In the crypto universe, no event comes saddled with more unhinged hype, arcane mythology, wild theorising and all-out anxiety than the bitcoin halving. Perhaps bitcoin’s single most defining feature – big call, but bear with me – the halving (or Halvening, if you’re feeling jazzy) is the moment when the number of bitcoins produced every time that miners solve a block gets cut in half. In 2016, the number dropped from 25 to 12.5. This time round, it’s going down to 6.25.
From the outside, such a drop might seem like a banal tic of bitcoin’s internal accounting system. But on May 12, 2020, when block number 630,000 is finally mined, it could mark the beginning of the world’s next gold rush.
In the , I talked about the role of inflation in modern fiat currency. (The short, short version: central banks can print money to stabilise the economy, but in doing so they diminish the purchasing power of that currency).
Bitcoin was specifically designed as an antidote to these meddlings. Rather than leaving the question of money-creation to a bunch of unrepresentative human bankers, bitcoin’s rate of emission is forever set in its code. And rather than the amount of money issued always going up – during the Great Depression the US government was printing hundreds of millions to support the economy; now that figure is in the trillions – the rate at which bitcoin is produced goes down over time, in theory producing a steady increase in purchasing power and value.
I say “in theory”, because the entire system hinges on adoption of bitcoin increasing. It’s Economics 101: without a concurrent uptick in demand, the price will flatline or decrease. For bitcoin this is particularly perilous because if the price doesn’t stay above what it costs to actually mine, it could lead to runaway as inefficient and less resourced miners are forced to shut down and dump their bitcoin en masse.
It’s why the recent collapse in price comes at such an inopportune time. On May 12, the cost of mining each bitcoin will instantly double. Will skittish, risk-averse investors and the newly unemployed masses be able to pump the price enough to keep the miners afloat?
If past history is anything to go by – and I should say that two data points (2012 and 2016) are not a lot to go on – the time around the halvening can be exceedingly turbulent. But when the dust settled (and in both cases it took around six months), they’d set the stage for two of the biggest bull runs that financial markets have ever seen.
We’ll have to wait and see whether history repeats for a third time. But as the global economy teeters and governments print and borrow money with reckless abandon, bitcoin’s reason for being has never been clearer. Now it – and we – just need to seize the opportunity.
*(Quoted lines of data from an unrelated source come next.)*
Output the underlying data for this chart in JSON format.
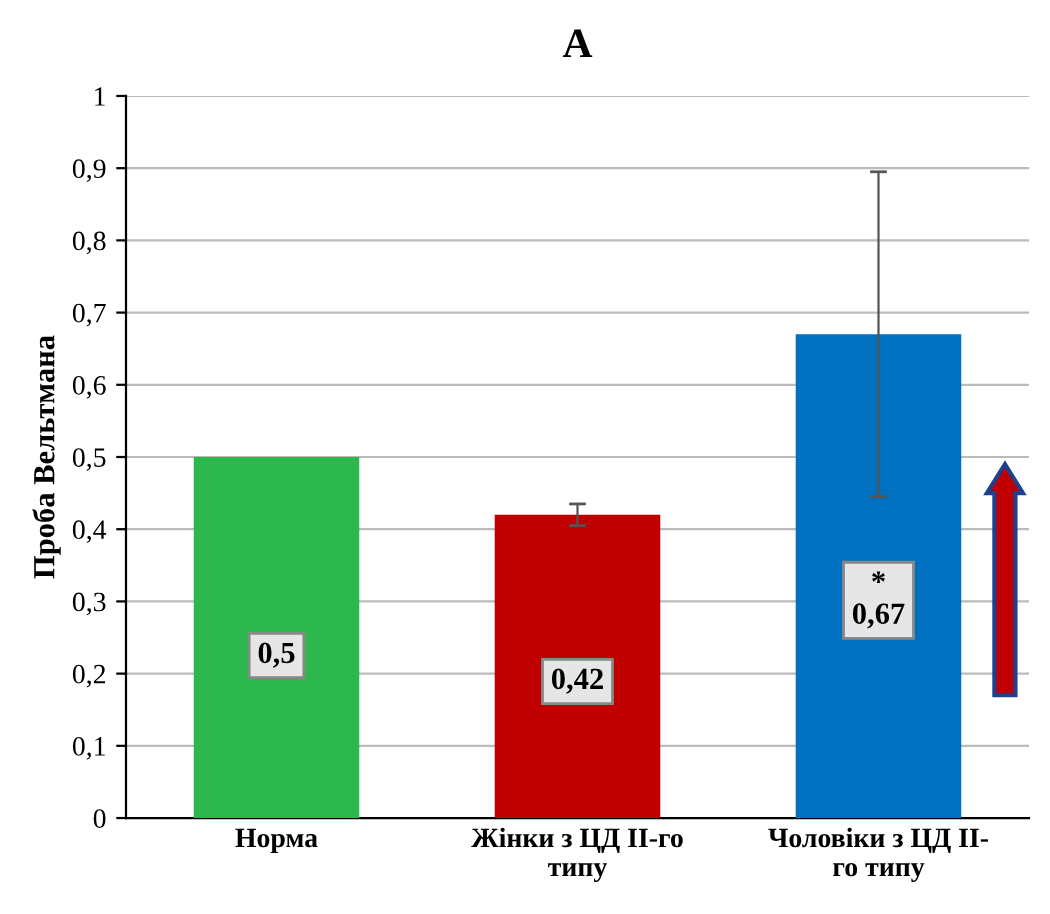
{
  "chart_data": {
    "type": "bar",
    "title": "А",
    "ylabel": "Проба Вельтмана",
    "categories": [
      "Норма",
      "Жінки з ЦД ІІ-го\nтипу",
      "Чоловіки з ЦД ІІ-\nго типу"
    ],
    "values": [
      0.5,
      0.42,
      0.67
    ],
    "colors": [
      "#2db84d",
      "#c00000",
      "#0070c0"
    ],
    "errors": [
      null,
      0.015,
      0.225
    ],
    "value_labels": [
      "0,5",
      "0,42",
      "*\n0,67"
    ],
    "ylim": [
      0,
      1
    ],
    "yticks": [
      0,
      {
        "value": 0.1,
        "label": "0,1"
      },
      {
        "value": 0.2,
        "label": "0,2"
      },
      {
        "value": 0.3,
        "label": "0,3"
      },
      {
        "value": 0.4,
        "label": "0,4"
      },
      {
        "value": 0.5,
        "label": "0,5"
      },
      {
        "value": 0.6,
        "label": "0,6"
      },
      {
        "value": 0.7,
        "label": "0,7"
      },
      {
        "value": 0.8,
        "label": "0,8"
      },
      {
        "value": 0.9,
        "label": "0,9"
      },
      1
    ],
    "grid": "y",
    "legend": false
  }
}
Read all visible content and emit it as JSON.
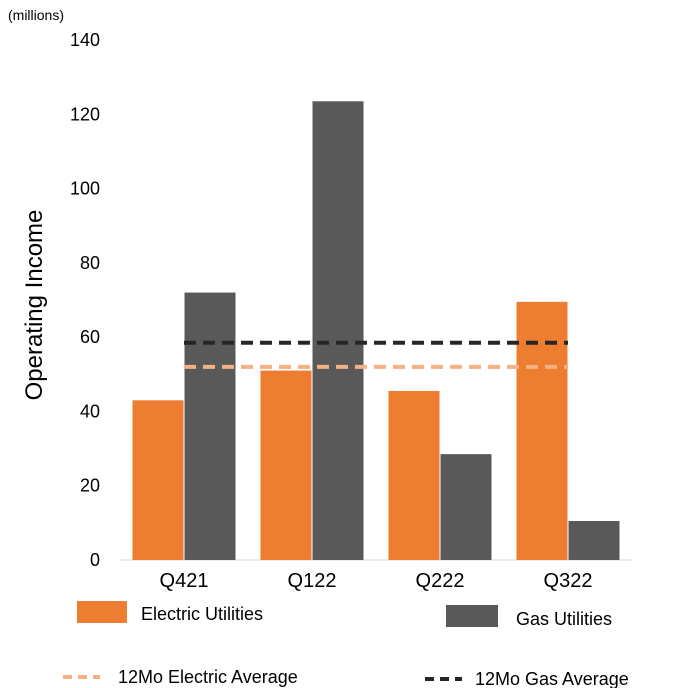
{
  "chart_data": {
    "type": "bar",
    "unit_label": "(millions)",
    "ylabel": "Operating Income",
    "categories": [
      "Q421",
      "Q122",
      "Q222",
      "Q322"
    ],
    "ylim": [
      0,
      140
    ],
    "yticks": [
      0,
      20,
      40,
      60,
      80,
      100,
      120,
      140
    ],
    "series": [
      {
        "name": "Electric Utilities",
        "color": "#ED7D31",
        "values": [
          43,
          51,
          45.5,
          69.5
        ]
      },
      {
        "name": "Gas Utilities",
        "color": "#595959",
        "values": [
          72,
          123.5,
          28.5,
          10.5
        ]
      }
    ],
    "reference_lines": [
      {
        "name": "12Mo Electric Average",
        "value": 52,
        "color": "#F4B183",
        "style": "dashed"
      },
      {
        "name": "12Mo Gas Average",
        "value": 58.5,
        "color": "#262626",
        "style": "dashed"
      }
    ],
    "legend_position": "bottom",
    "grid": false
  }
}
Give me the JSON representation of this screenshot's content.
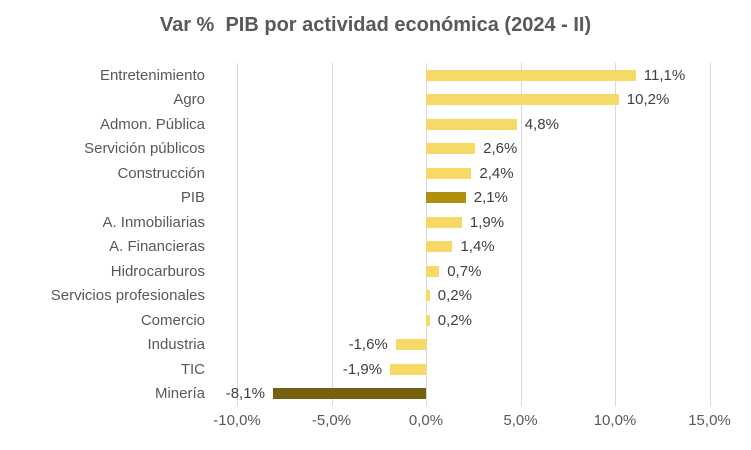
{
  "title": "Var %  PIB por actividad económica (2024 - II)",
  "chart_data": {
    "type": "bar",
    "orientation": "horizontal",
    "title": "Var %  PIB por actividad económica (2024 - II)",
    "categories": [
      "Entretenimiento",
      "Agro",
      "Admon. Pública",
      "Servición públicos",
      "Construcción",
      "PIB",
      "A. Inmobiliarias",
      "A. Financieras",
      "Hidrocarburos",
      "Servicios profesionales",
      "Comercio",
      "Industria",
      "TIC",
      "Minería"
    ],
    "values": [
      11.1,
      10.2,
      4.8,
      2.6,
      2.4,
      2.1,
      1.9,
      1.4,
      0.7,
      0.2,
      0.2,
      -1.6,
      -1.9,
      -8.1
    ],
    "value_labels": [
      "11,1%",
      "10,2%",
      "4,8%",
      "2,6%",
      "2,4%",
      "2,1%",
      "1,9%",
      "1,4%",
      "0,7%",
      "0,2%",
      "0,2%",
      "-1,6%",
      "-1,9%",
      "-8,1%"
    ],
    "bar_colors": [
      "#F6D966",
      "#F6D966",
      "#F6D966",
      "#F6D966",
      "#F6D966",
      "#B08F0E",
      "#F6D966",
      "#F6D966",
      "#F6D966",
      "#F6D966",
      "#F6D966",
      "#F6D966",
      "#F6D966",
      "#75610F"
    ],
    "highlight_categories": [
      "PIB",
      "Minería"
    ],
    "colors": {
      "bar_default": "#F6D966",
      "bar_pib": "#B08F0E",
      "bar_mineria": "#75610F",
      "gridline": "#d9d9d9",
      "title_text": "#595959",
      "axis_text": "#595959",
      "data_label_text": "#404040"
    },
    "x_tick_values": [
      -10,
      -5,
      0,
      5,
      10,
      15
    ],
    "x_tick_labels": [
      "-10,0%",
      "-5,0%",
      "0,0%",
      "5,0%",
      "10,0%",
      "15,0%"
    ],
    "xlim": [
      -10,
      15
    ],
    "grid": true,
    "legend": false
  }
}
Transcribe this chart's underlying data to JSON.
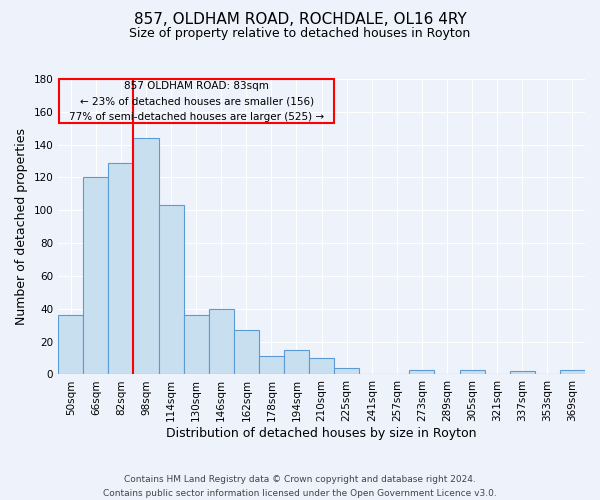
{
  "title": "857, OLDHAM ROAD, ROCHDALE, OL16 4RY",
  "subtitle": "Size of property relative to detached houses in Royton",
  "xlabel": "Distribution of detached houses by size in Royton",
  "ylabel": "Number of detached properties",
  "bar_labels": [
    "50sqm",
    "66sqm",
    "82sqm",
    "98sqm",
    "114sqm",
    "130sqm",
    "146sqm",
    "162sqm",
    "178sqm",
    "194sqm",
    "210sqm",
    "225sqm",
    "241sqm",
    "257sqm",
    "273sqm",
    "289sqm",
    "305sqm",
    "321sqm",
    "337sqm",
    "353sqm",
    "369sqm"
  ],
  "bar_values": [
    36,
    120,
    129,
    144,
    103,
    36,
    40,
    27,
    11,
    15,
    10,
    4,
    0,
    0,
    3,
    0,
    3,
    0,
    2,
    0,
    3
  ],
  "bar_color": "#c8dff0",
  "bar_edge_color": "#5b9bd5",
  "ylim": [
    0,
    180
  ],
  "yticks": [
    0,
    20,
    40,
    60,
    80,
    100,
    120,
    140,
    160,
    180
  ],
  "annotation_box_text": "857 OLDHAM ROAD: 83sqm\n← 23% of detached houses are smaller (156)\n77% of semi-detached houses are larger (525) →",
  "footer_line1": "Contains HM Land Registry data © Crown copyright and database right 2024.",
  "footer_line2": "Contains public sector information licensed under the Open Government Licence v3.0.",
  "background_color": "#eef2fb",
  "grid_color": "#ffffff",
  "title_fontsize": 11,
  "subtitle_fontsize": 9,
  "axis_label_fontsize": 9,
  "tick_fontsize": 7.5,
  "footer_fontsize": 6.5
}
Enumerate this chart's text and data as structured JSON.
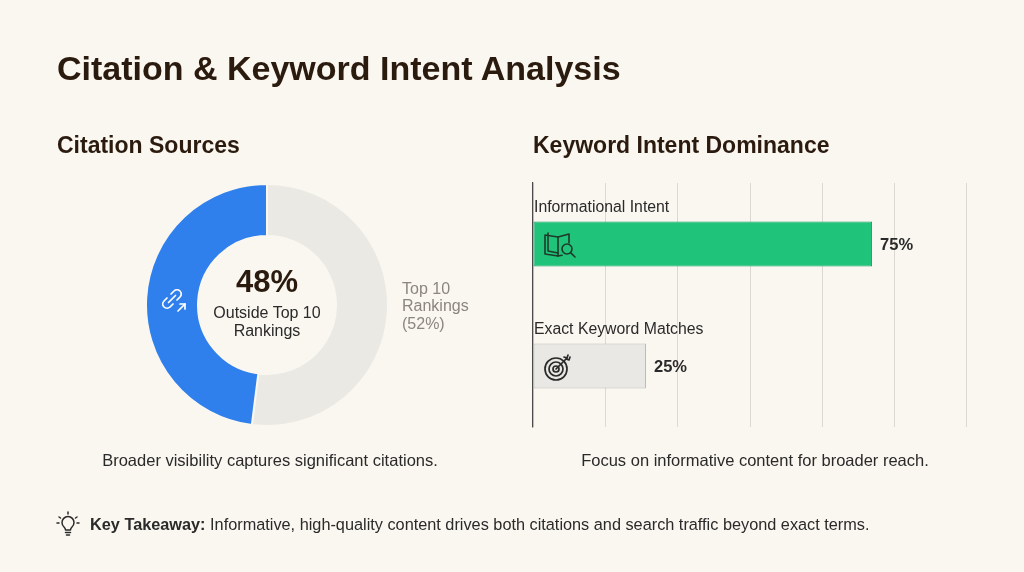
{
  "chart_data": [
    {
      "type": "other",
      "title": "Citation & Keyword Intent Analysis"
    },
    {
      "type": "donut",
      "title": "Citation Sources",
      "categories": [
        "Top 10 Rankings",
        "Outside Top 10 Rankings"
      ],
      "values": [
        52,
        48
      ],
      "colors": [
        "#ebe9e4",
        "#2f80ed"
      ],
      "value_labels": [
        "(52%)",
        "48%"
      ],
      "annotations": [
        "Broader visibility captures significant citations."
      ]
    },
    {
      "type": "bar",
      "orientation": "horizontal",
      "title": "Keyword Intent Dominance",
      "categories": [
        "Informational Intent",
        "Exact Keyword Matches"
      ],
      "values": [
        75,
        25
      ],
      "colors": [
        "#1fc47a",
        "#e9e8e4"
      ],
      "value_labels": [
        "75%",
        "25%"
      ],
      "xlim": [
        0,
        96
      ],
      "xticks": [
        {
          "value": 0,
          "label": null
        },
        {
          "value": 16,
          "label": null
        },
        {
          "value": 32,
          "label": null
        },
        {
          "value": 48,
          "label": null
        },
        {
          "value": 64,
          "label": null
        },
        {
          "value": 80,
          "label": null
        }
      ],
      "grid": "x",
      "tick_labels": "y",
      "annotations": [
        "Focus on informative content for broader reach."
      ]
    },
    {
      "type": "other",
      "annotations": [
        "Key Takeaway: Informative, high-quality content drives both citations and search traffic beyond exact terms."
      ]
    }
  ]
}
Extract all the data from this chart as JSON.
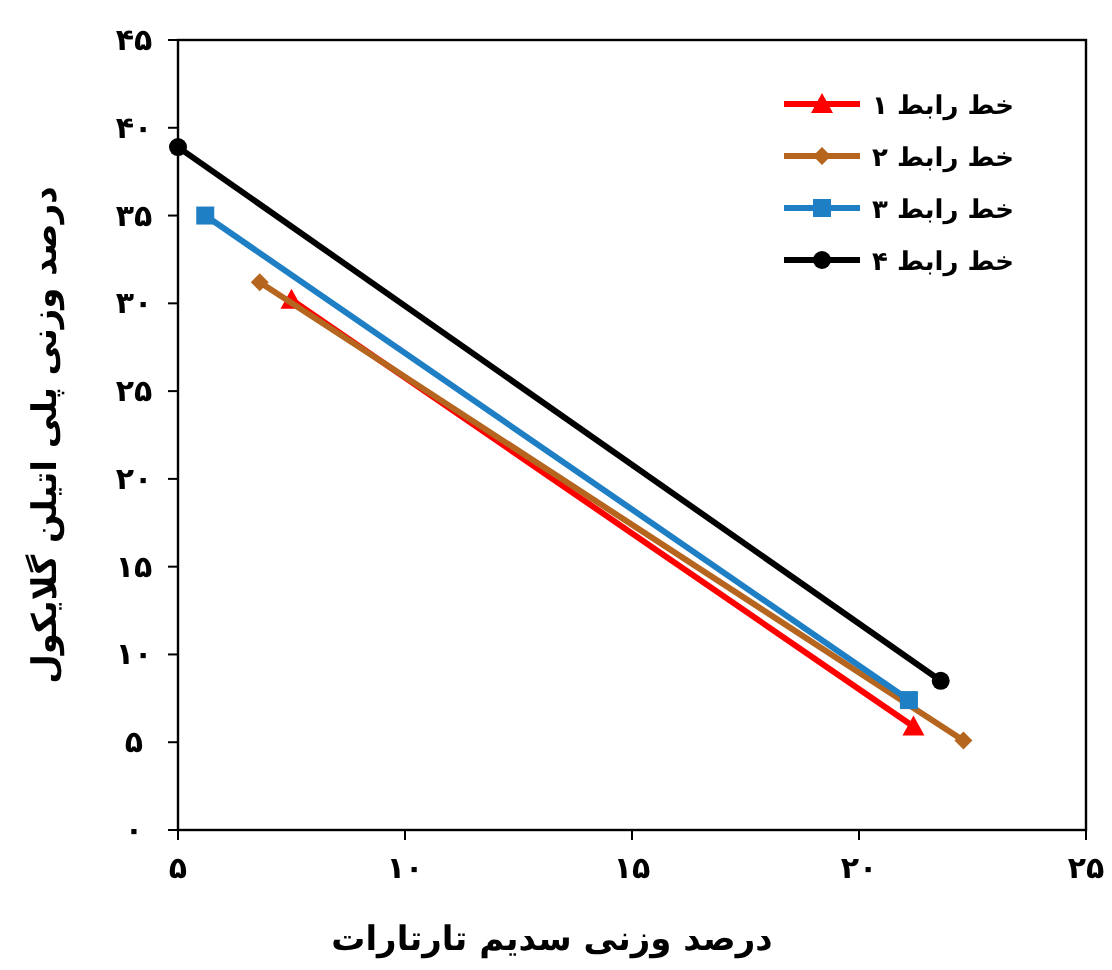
{
  "chart_data": {
    "type": "line",
    "xlabel": "درصد وزنی سدیم تارتارات",
    "ylabel": "درصد وزنی پلی اتیلن گلایکول",
    "xlim": [
      5,
      25
    ],
    "ylim": [
      0,
      45
    ],
    "xticks": [
      {
        "value": 5,
        "label": "۵"
      },
      {
        "value": 10,
        "label": "۱۰"
      },
      {
        "value": 15,
        "label": "۱۵"
      },
      {
        "value": 20,
        "label": "۲۰"
      },
      {
        "value": 25,
        "label": "۲۵"
      }
    ],
    "yticks": [
      {
        "value": 0,
        "label": "۰"
      },
      {
        "value": 5,
        "label": "۵"
      },
      {
        "value": 10,
        "label": "۱۰"
      },
      {
        "value": 15,
        "label": "۱۵"
      },
      {
        "value": 20,
        "label": "۲۰"
      },
      {
        "value": 25,
        "label": "۲۵"
      },
      {
        "value": 30,
        "label": "۳۰"
      },
      {
        "value": 35,
        "label": "۳۵"
      },
      {
        "value": 40,
        "label": "۴۰"
      },
      {
        "value": 45,
        "label": "۴۵"
      }
    ],
    "legend": "top right",
    "grid": false,
    "line_style": "solid",
    "series": [
      {
        "name": "خط رابط ۱",
        "color": "#ff0000",
        "marker": "triangle",
        "x": [
          7.5,
          21.2
        ],
        "values": [
          30.2,
          5.9
        ]
      },
      {
        "name": "خط رابط ۲",
        "color": "#b5651d",
        "marker": "diamond",
        "x": [
          6.8,
          22.3
        ],
        "values": [
          31.2,
          5.1
        ]
      },
      {
        "name": "خط رابط ۳",
        "color": "#1f7fc4",
        "marker": "square",
        "x": [
          5.6,
          21.1
        ],
        "values": [
          35.0,
          7.4
        ]
      },
      {
        "name": "خط رابط ۴",
        "color": "#000000",
        "marker": "circle",
        "x": [
          5.0,
          21.8
        ],
        "values": [
          38.9,
          8.5
        ]
      }
    ]
  }
}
Bitcoin’s blockchain is secured by miners who solve exceedingly complex cryptographic problems in order to verify transactions. As a reward for their efforts, these miners receive a certain amount of bitcoin. But bitcoin has been programmed with a 21 million coin hard cap; basically, when that final coin is mined, no more bitcoin can ever be made. So, what happens to the miners then?
Well, first – this is a long way away. The Endening (trademark pending) is currently predicted to occur in 2140, at a time when the bitcoin mining reward will be 0.00000042 BTC per block, or 42 satoshis. However, by this point actual mining may already be a fringe pursuit, as more and more of that hashing power is directed to receiving transaction fees instead.
Transaction fees function like a tax on the network, a fee you pay to miners for their work in securing the blockchain. While transaction fees are a relatively minor feature right now – it currently costs less than a dollar per block – they scale as demand and price increase. (See December 2017, when the transaction fee rose to more than US$50). So the miners will be less miners than they will be auditors, and we’ll all be slinging them bitcoin for their service.